Zudem ist es mit Art. 12 Abs. 1 GG nicht vereinbar, auch beim "Aufsuchen von Bestellungen auf Leistungen" die Bereitschaft zur sofortigen Leistungserbringung zu fordern. Dieser Tatbestand setzt geradezu voraus, dass die Erfüllung erst in einem gewissen zeitlichen Abstand erfolgt. Gemeinwohlbelange, die es gebieten, bei dieser Variante die eigentliche Leistung dem stehenden Gewerbe vorzubehalten, sind nicht ersichtlich. Eine Irreführung der Kundschaft ist insoweit nicht zu befürchten; denn eine Reisegewerbekarte hat nur derjenige beim Aufsuchen der Bestellung vorzuweisen, der kein stehendes Gewerbe angemeldet hat. Dem Besteller ist hierdurch ohne weiteres bewusst, dass der Handwerker keinen Meisterbetrieb führt. Die eigentliche Tätigkeit ändert sich auch nicht dadurch, dass die Leistung erst nach einem gewissen zeitlichen Aufschub erbracht wird.

Der entscheidende Unterschied zwischen dem Reisegewerbe und dem stehenden Handwerk liegt darin, dass bei letzterem der Kunde um Angebote nachsucht, bei ersterem die Initiative zur Erbringung der Leistung vom Anbietenden ausgeht.

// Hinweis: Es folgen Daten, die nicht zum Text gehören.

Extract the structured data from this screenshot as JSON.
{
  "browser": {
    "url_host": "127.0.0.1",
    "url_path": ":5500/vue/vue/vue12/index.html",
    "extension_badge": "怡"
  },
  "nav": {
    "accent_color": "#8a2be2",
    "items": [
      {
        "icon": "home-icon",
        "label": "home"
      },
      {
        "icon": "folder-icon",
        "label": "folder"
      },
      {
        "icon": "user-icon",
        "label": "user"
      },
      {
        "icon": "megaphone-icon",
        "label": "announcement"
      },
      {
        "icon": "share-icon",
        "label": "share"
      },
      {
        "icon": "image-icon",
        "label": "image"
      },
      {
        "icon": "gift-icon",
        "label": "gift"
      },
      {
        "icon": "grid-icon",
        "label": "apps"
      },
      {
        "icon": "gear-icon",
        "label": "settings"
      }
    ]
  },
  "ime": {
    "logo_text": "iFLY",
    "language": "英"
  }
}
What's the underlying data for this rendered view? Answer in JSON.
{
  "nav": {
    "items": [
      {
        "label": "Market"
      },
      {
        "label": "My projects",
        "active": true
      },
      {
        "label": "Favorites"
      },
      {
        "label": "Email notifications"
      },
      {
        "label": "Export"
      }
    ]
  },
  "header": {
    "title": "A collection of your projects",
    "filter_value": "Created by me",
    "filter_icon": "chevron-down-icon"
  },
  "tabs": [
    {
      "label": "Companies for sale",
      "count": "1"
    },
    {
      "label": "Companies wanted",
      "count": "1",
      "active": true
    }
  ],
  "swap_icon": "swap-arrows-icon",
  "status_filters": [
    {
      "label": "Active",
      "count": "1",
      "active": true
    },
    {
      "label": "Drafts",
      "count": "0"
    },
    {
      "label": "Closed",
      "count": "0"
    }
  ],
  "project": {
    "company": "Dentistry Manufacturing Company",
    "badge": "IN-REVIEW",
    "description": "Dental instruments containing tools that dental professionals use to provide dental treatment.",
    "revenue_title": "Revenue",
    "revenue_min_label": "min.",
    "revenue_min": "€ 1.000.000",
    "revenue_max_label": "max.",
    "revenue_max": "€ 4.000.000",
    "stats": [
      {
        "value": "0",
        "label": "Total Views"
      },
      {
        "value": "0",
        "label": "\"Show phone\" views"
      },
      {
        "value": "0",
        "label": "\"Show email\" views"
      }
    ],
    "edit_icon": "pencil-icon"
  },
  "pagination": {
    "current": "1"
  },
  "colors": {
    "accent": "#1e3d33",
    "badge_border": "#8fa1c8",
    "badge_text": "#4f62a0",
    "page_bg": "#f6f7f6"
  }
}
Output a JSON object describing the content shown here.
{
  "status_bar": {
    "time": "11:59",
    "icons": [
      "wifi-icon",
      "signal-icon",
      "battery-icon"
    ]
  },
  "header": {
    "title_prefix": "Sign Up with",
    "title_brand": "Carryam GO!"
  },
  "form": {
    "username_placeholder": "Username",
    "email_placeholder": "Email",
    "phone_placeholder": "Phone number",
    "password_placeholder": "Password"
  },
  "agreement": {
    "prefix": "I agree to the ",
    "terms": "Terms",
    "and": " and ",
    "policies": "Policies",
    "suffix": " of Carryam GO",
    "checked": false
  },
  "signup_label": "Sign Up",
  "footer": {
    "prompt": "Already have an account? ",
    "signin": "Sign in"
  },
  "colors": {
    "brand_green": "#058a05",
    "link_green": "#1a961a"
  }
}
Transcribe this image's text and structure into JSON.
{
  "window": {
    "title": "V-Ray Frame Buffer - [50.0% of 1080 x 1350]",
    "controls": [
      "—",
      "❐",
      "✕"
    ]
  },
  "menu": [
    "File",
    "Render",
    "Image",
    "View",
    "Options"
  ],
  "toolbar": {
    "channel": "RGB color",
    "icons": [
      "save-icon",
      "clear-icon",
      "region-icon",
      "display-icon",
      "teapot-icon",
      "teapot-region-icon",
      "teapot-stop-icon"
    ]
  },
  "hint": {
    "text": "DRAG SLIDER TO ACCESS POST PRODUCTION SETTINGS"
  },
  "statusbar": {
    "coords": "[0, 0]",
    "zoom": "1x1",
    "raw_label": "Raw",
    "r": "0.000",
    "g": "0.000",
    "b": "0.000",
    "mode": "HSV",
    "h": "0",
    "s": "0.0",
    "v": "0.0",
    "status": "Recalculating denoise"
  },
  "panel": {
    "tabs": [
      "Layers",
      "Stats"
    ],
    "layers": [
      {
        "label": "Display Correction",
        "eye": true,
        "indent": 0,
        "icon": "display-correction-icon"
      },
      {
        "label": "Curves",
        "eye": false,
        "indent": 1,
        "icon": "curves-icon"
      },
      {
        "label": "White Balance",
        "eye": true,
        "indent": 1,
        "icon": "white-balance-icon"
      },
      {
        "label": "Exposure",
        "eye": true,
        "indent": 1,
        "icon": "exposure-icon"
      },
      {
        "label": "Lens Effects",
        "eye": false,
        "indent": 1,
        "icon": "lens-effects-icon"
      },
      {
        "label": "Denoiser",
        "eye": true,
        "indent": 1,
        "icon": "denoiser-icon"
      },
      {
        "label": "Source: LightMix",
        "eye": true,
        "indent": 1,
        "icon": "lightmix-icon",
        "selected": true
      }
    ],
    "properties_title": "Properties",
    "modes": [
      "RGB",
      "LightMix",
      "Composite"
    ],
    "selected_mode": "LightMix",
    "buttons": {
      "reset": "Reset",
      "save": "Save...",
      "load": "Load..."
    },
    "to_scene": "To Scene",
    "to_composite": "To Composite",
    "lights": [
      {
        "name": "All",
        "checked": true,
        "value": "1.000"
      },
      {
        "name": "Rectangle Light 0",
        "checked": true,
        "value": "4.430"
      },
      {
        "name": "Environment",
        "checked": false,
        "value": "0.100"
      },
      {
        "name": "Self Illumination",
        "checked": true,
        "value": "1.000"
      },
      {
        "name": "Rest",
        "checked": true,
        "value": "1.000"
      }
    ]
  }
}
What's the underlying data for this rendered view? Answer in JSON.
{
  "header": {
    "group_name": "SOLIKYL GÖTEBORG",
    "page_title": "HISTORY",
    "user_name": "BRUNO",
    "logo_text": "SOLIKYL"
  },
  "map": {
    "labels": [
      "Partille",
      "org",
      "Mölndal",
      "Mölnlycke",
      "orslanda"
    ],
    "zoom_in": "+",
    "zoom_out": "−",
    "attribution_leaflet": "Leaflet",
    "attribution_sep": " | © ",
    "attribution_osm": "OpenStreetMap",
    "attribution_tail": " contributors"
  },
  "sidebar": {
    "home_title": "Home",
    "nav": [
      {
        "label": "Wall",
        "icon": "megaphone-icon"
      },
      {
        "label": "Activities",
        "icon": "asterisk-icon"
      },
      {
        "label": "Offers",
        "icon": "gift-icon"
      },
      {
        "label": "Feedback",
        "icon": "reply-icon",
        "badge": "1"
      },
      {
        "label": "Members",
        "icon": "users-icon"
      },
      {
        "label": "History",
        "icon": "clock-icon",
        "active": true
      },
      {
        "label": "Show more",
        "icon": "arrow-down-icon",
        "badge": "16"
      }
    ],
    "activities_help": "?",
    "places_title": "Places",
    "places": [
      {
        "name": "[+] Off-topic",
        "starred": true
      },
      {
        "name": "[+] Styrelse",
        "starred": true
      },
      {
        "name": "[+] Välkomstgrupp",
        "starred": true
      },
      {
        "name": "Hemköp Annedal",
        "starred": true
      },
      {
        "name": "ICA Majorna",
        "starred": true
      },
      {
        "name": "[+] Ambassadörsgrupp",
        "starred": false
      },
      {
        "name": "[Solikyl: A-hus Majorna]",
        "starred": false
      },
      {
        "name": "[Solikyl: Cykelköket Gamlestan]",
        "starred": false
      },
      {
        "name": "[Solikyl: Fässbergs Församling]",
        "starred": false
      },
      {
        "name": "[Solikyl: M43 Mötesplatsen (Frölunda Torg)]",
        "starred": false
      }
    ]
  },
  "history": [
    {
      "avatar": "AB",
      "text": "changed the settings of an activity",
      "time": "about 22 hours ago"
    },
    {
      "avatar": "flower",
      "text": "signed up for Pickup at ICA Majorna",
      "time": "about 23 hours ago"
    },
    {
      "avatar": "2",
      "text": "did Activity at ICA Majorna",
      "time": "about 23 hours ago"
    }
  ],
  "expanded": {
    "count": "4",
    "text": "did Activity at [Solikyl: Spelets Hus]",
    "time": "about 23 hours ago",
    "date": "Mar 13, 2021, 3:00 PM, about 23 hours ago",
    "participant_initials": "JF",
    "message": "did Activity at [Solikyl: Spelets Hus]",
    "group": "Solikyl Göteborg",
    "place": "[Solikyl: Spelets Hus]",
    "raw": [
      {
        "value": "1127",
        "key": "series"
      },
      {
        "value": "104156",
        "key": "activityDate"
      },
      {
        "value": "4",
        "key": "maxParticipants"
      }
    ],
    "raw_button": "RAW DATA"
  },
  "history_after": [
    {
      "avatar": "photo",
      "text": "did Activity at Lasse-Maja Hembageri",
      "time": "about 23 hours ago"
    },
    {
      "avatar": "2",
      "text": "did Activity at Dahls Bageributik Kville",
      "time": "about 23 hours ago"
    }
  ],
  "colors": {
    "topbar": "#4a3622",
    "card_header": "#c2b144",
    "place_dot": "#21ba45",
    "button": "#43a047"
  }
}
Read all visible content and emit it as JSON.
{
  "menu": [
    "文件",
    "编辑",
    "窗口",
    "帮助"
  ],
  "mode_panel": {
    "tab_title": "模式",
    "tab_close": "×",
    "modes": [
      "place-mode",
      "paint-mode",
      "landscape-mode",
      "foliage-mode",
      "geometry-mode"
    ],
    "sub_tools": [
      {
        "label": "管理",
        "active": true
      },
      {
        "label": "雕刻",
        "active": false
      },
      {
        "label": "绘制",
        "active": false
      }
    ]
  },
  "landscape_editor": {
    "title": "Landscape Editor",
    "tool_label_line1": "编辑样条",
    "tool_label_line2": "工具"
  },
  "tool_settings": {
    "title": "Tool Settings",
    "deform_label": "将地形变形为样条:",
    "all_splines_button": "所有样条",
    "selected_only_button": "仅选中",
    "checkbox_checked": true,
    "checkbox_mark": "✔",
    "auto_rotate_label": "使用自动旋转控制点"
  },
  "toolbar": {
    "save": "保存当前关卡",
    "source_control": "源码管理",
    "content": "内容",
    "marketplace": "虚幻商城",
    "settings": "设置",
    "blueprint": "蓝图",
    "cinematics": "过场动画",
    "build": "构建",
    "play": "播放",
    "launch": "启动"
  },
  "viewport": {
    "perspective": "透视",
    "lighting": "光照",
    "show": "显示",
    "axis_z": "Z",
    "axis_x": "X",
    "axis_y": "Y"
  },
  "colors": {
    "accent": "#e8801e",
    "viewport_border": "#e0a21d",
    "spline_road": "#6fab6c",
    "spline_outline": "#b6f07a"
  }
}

Daneben wird im stehenden Betrieb neben der persönlichen auch die fachliche Zuverlässigkeit des Inhabers durch den Meisterbrief garantiert; im Reisegewerbe wird lediglich die persönliche Zuverlässigkeit überwacht.

Die Gerichte können diese vom Gesetzgeber für ausreichend gehaltenen Unterscheidungsmerkmale nicht durch erweiternde Auslegung korrigieren.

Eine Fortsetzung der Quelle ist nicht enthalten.